Seismic anisotropy may reveal the state of stress in the crust, and its temporal changes have been attributed to deformation, seismicity, magmatic activity and geothermal extraction.  We review crustal anisotropy in volcanic and geothermal regions.  We compile the results to test hypotheses about the origin of anisotropy and about its utility for monitoring magmatic unrest or geothermal production. The majority of the articles that were published through 2019 (~100) examined shear-wave splitting.

Of the 88 studies examining the effects of stress vs. structure, the results were about evenly divided between causes related entirely to regional stress (16), local stress (10) or structure (11) alone or combinations of these possibilities. Delay times (a measure of anisotropy strength) increased with period and with depth in the two sets, but with much scatter.  Because geothermal areas tended to be studied at shallower depths (median 2.5 km), they yielded lower delay times (0.1 s) at shorter periods (0.1 s) than volcanoes (median 12 km depth, 0.25 s period, 0.19 s time delay and 6% anisotropy).

Surface wave studies of anisotropy have also become more common, and they are often interpreted in terms of radial anisotropy, i.e., the difference between horizontally polarised waves (S_H) and vertical polarisations (S_V). In volcanic areas, they can distinguish between magmatic storage in dykes, in which S_V >S_H , or sills, with  S_H >S_V. Because the lower crust in non-volcanic areas often has S_H >S_V, the presence of low absolute velocity should be used to confirm that magma is involved.
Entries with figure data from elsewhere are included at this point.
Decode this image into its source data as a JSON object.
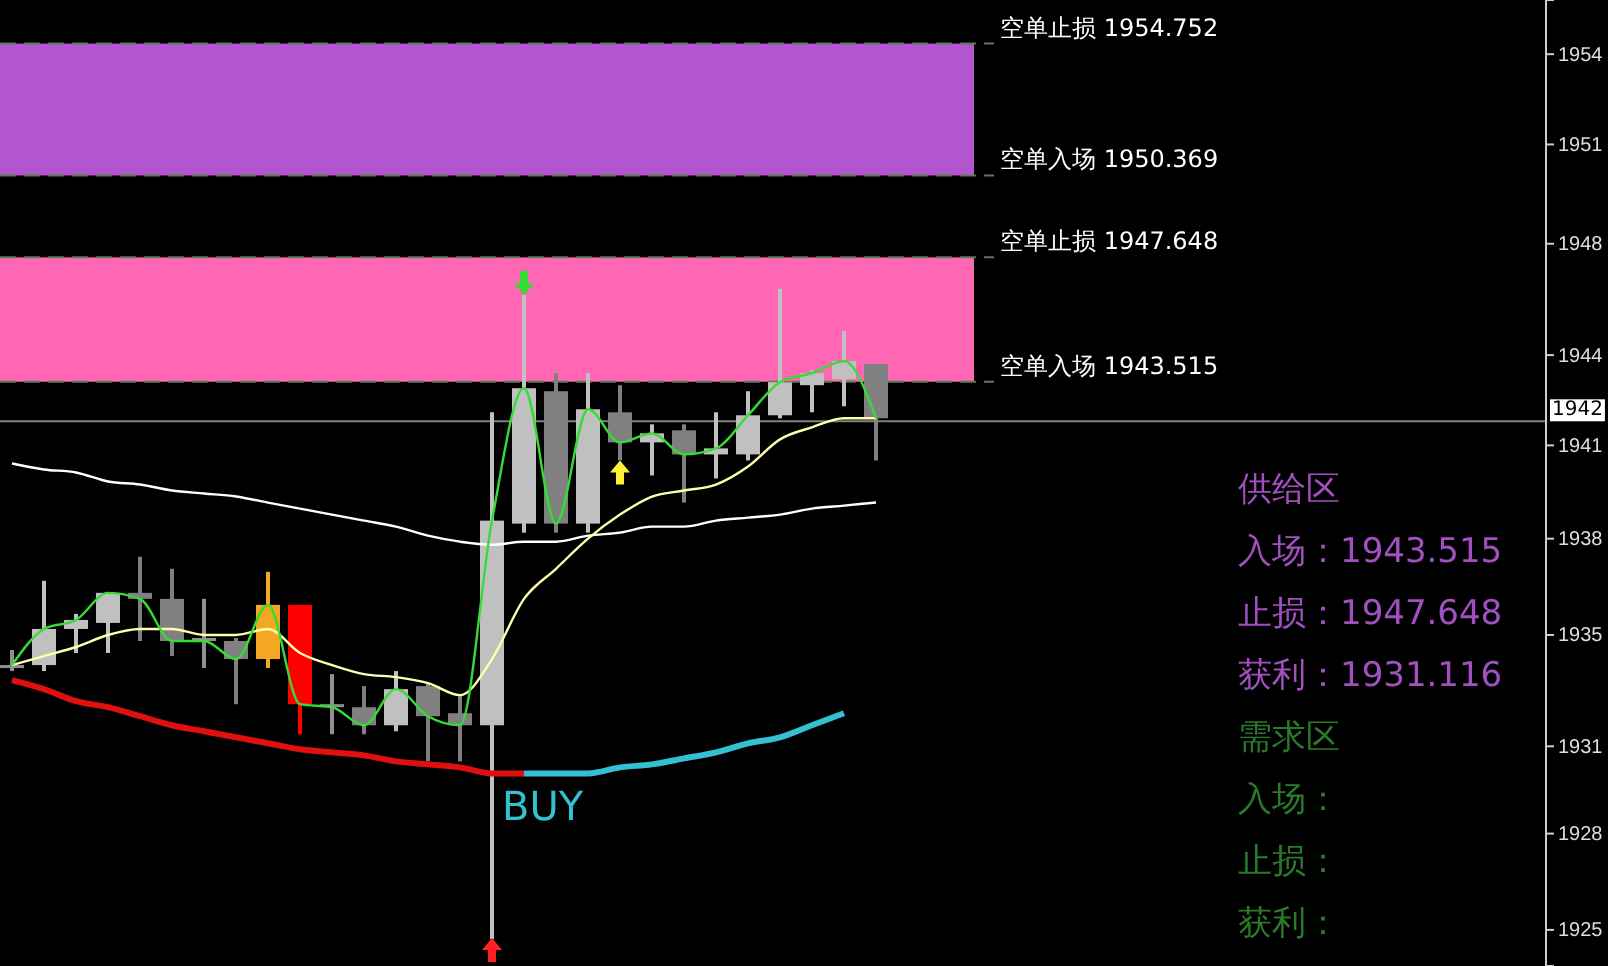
{
  "chart_data": {
    "type": "candlestick",
    "categories": [
      null,
      null,
      null,
      null,
      null,
      null,
      null,
      null,
      null,
      null,
      null,
      null,
      null,
      null,
      null,
      null,
      null,
      null,
      null,
      null,
      null,
      null,
      null,
      null,
      null,
      null,
      null,
      null
    ],
    "ohlc": [
      [
        1934.1,
        1934.6,
        1933.9,
        1934.1
      ],
      [
        1934.1,
        1936.9,
        1933.9,
        1935.3
      ],
      [
        1935.3,
        1935.8,
        1934.5,
        1935.6
      ],
      [
        1935.5,
        1936.5,
        1934.5,
        1936.5
      ],
      [
        1936.5,
        1937.7,
        1934.9,
        1936.3
      ],
      [
        1936.3,
        1937.3,
        1934.4,
        1934.9
      ],
      [
        1935.0,
        1936.3,
        1934.0,
        1934.9
      ],
      [
        1934.9,
        1935.0,
        1932.8,
        1934.3
      ],
      [
        1934.3,
        1937.2,
        1934.0,
        1936.1
      ],
      [
        1936.1,
        1936.1,
        1931.8,
        1932.8
      ],
      [
        1932.8,
        1933.8,
        1931.8,
        1932.7
      ],
      [
        1932.7,
        1933.4,
        1931.8,
        1932.1
      ],
      [
        1932.1,
        1933.9,
        1931.9,
        1933.3
      ],
      [
        1933.4,
        1933.5,
        1930.9,
        1932.4
      ],
      [
        1932.5,
        1933.1,
        1930.9,
        1932.1
      ],
      [
        1932.1,
        1942.5,
        1925.0,
        1938.9
      ],
      [
        1938.8,
        1946.4,
        1938.5,
        1943.3
      ],
      [
        1943.2,
        1943.8,
        1938.5,
        1938.8
      ],
      [
        1938.8,
        1943.8,
        1938.5,
        1942.6
      ],
      [
        1942.5,
        1943.4,
        1940.9,
        1941.5
      ],
      [
        1941.5,
        1942.1,
        1940.4,
        1941.8
      ],
      [
        1941.9,
        1942.1,
        1939.5,
        1941.1
      ],
      [
        1941.1,
        1942.5,
        1940.3,
        1941.3
      ],
      [
        1941.1,
        1943.2,
        1940.9,
        1942.4
      ],
      [
        1942.4,
        1946.6,
        1942.3,
        1943.5
      ],
      [
        1943.4,
        1943.9,
        1942.5,
        1943.8
      ],
      [
        1943.6,
        1945.2,
        1942.7,
        1944.2
      ],
      [
        1944.1,
        1944.1,
        1940.9,
        1942.3
      ]
    ],
    "colors": [
      "#909090",
      "#c0c0c0",
      "#c0c0c0",
      "#c0c0c0",
      "#808080",
      "#808080",
      "#909090",
      "#808080",
      "#f5a623",
      "#ff0000",
      "#909090",
      "#808080",
      "#c0c0c0",
      "#808080",
      "#808080",
      "#c0c0c0",
      "#c0c0c0",
      "#808080",
      "#c0c0c0",
      "#808080",
      "#c0c0c0",
      "#808080",
      "#c0c0c0",
      "#c0c0c0",
      "#c0c0c0",
      "#c0c0c0",
      "#c0c0c0",
      "#808080"
    ],
    "series": [
      {
        "type": "line",
        "color": "#ffffff",
        "values": [
          1940.8,
          1940.6,
          1940.5,
          1940.2,
          1940.1,
          1939.9,
          1939.8,
          1939.7,
          1939.5,
          1939.3,
          1939.1,
          1938.9,
          1938.7,
          1938.4,
          1938.2,
          1938.1,
          1938.2,
          1938.2,
          1938.4,
          1938.5,
          1938.7,
          1938.7,
          1938.9,
          1939.0,
          1939.1,
          1939.3,
          1939.4,
          1939.5
        ]
      },
      {
        "type": "line",
        "color": "#ffffaa",
        "values": [
          1934.1,
          1934.4,
          1934.7,
          1935.1,
          1935.3,
          1935.3,
          1935.1,
          1935.1,
          1935.3,
          1934.5,
          1934.1,
          1933.8,
          1933.7,
          1933.5,
          1933.1,
          1934.3,
          1936.3,
          1937.3,
          1938.3,
          1939.1,
          1939.7,
          1939.9,
          1940.1,
          1940.7,
          1941.6,
          1942.0,
          1942.3,
          1942.3
        ]
      },
      {
        "type": "line",
        "color": "#33dd33",
        "values": [
          1934.1,
          1935.3,
          1935.6,
          1936.5,
          1936.3,
          1934.9,
          1934.9,
          1934.3,
          1936.1,
          1932.8,
          1932.7,
          1932.1,
          1933.3,
          1932.4,
          1932.1,
          1938.9,
          1943.3,
          1938.8,
          1942.6,
          1941.5,
          1941.8,
          1941.1,
          1941.3,
          1942.4,
          1943.5,
          1943.8,
          1944.2,
          1942.3
        ]
      },
      {
        "type": "line",
        "color": "#e01010",
        "values": [
          1933.6,
          1933.3,
          1932.9,
          1932.7,
          1932.4,
          1932.1,
          1931.9,
          1931.7,
          1931.5,
          1931.3,
          1931.2,
          1931.1,
          1930.9,
          1930.8,
          1930.7,
          1930.5,
          1930.5,
          null,
          null,
          null,
          null,
          null,
          null,
          null,
          null,
          null,
          null,
          null
        ]
      },
      {
        "type": "line",
        "color": "#33c0d0",
        "values": [
          null,
          null,
          null,
          null,
          null,
          null,
          null,
          null,
          null,
          null,
          null,
          null,
          null,
          null,
          null,
          null,
          1930.5,
          1930.5,
          1930.5,
          1930.7,
          1930.8,
          1931.0,
          1931.2,
          1931.5,
          1931.7,
          1932.1,
          1932.5,
          null
        ]
      }
    ],
    "ylim": [
      1924.1,
      1956.2
    ],
    "yticks": [
      {
        "value": 1954.4,
        "label": "1954"
      },
      {
        "value": 1951.4,
        "label": "1951"
      },
      {
        "value": 1948.1,
        "label": "1948"
      },
      {
        "value": 1944.4,
        "label": "1944"
      },
      {
        "value": 1941.4,
        "label": "1941"
      },
      {
        "value": 1938.3,
        "label": "1938"
      },
      {
        "value": 1935.1,
        "label": "1935"
      },
      {
        "value": 1931.4,
        "label": "1931"
      },
      {
        "value": 1928.5,
        "label": "1928"
      },
      {
        "value": 1925.3,
        "label": "1925"
      }
    ],
    "bands": [
      {
        "axis": "y",
        "from": 1950.369,
        "to": 1954.752,
        "color": "#b455d0"
      },
      {
        "axis": "y",
        "from": 1943.515,
        "to": 1947.648,
        "color": "#ff66b4"
      }
    ],
    "ref_lines": [
      {
        "axis": "y",
        "value": 1954.752,
        "label": "空单止损 1954.752",
        "color": "#5a7a5a",
        "line_style": "dashed"
      },
      {
        "axis": "y",
        "value": 1950.369,
        "label": "空单入场 1950.369",
        "color": "#5a7a5a",
        "line_style": "dashed"
      },
      {
        "axis": "y",
        "value": 1947.648,
        "label": "空单止损 1947.648",
        "color": "#5a7a5a",
        "line_style": "dashed"
      },
      {
        "axis": "y",
        "value": 1943.515,
        "label": "空单入场 1943.515",
        "color": "#5a7a5a",
        "line_style": "dashed"
      },
      {
        "axis": "y",
        "value": 1942.2,
        "label": "1942",
        "color": "#808080",
        "line_style": "solid"
      }
    ],
    "annotations": [
      "BUY",
      "供给区",
      "入场：1943.515",
      "止损：1947.648",
      "获利：1931.116",
      "需求区",
      "入场：",
      "止损：",
      "获利："
    ]
  }
}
Time variations in shear wave splitting were examined in 29 studies, but few of these presented statistical tests.  Studies were divided between those that reported changes in delay times (12) or fast azimuths (8) alone, or both (8). Time variations were mostly reported to vary with the occurrence of eruptions or intrusions (19 volcanoes), seismicity or tremor rate changes (9), or deformation changes such as GNSS, tilt or strain measurements (10).  Focal mechanisms, b-value, isotropic velocity, Vp/Vs ratio, gas flux, coda Q, unrest level, geothermal activity, and fluid injection were also correlated with splitting in some studies. There is a clear need for studies that examine statistical relationships between anisotropy and other parameters to test monitoring capabilities.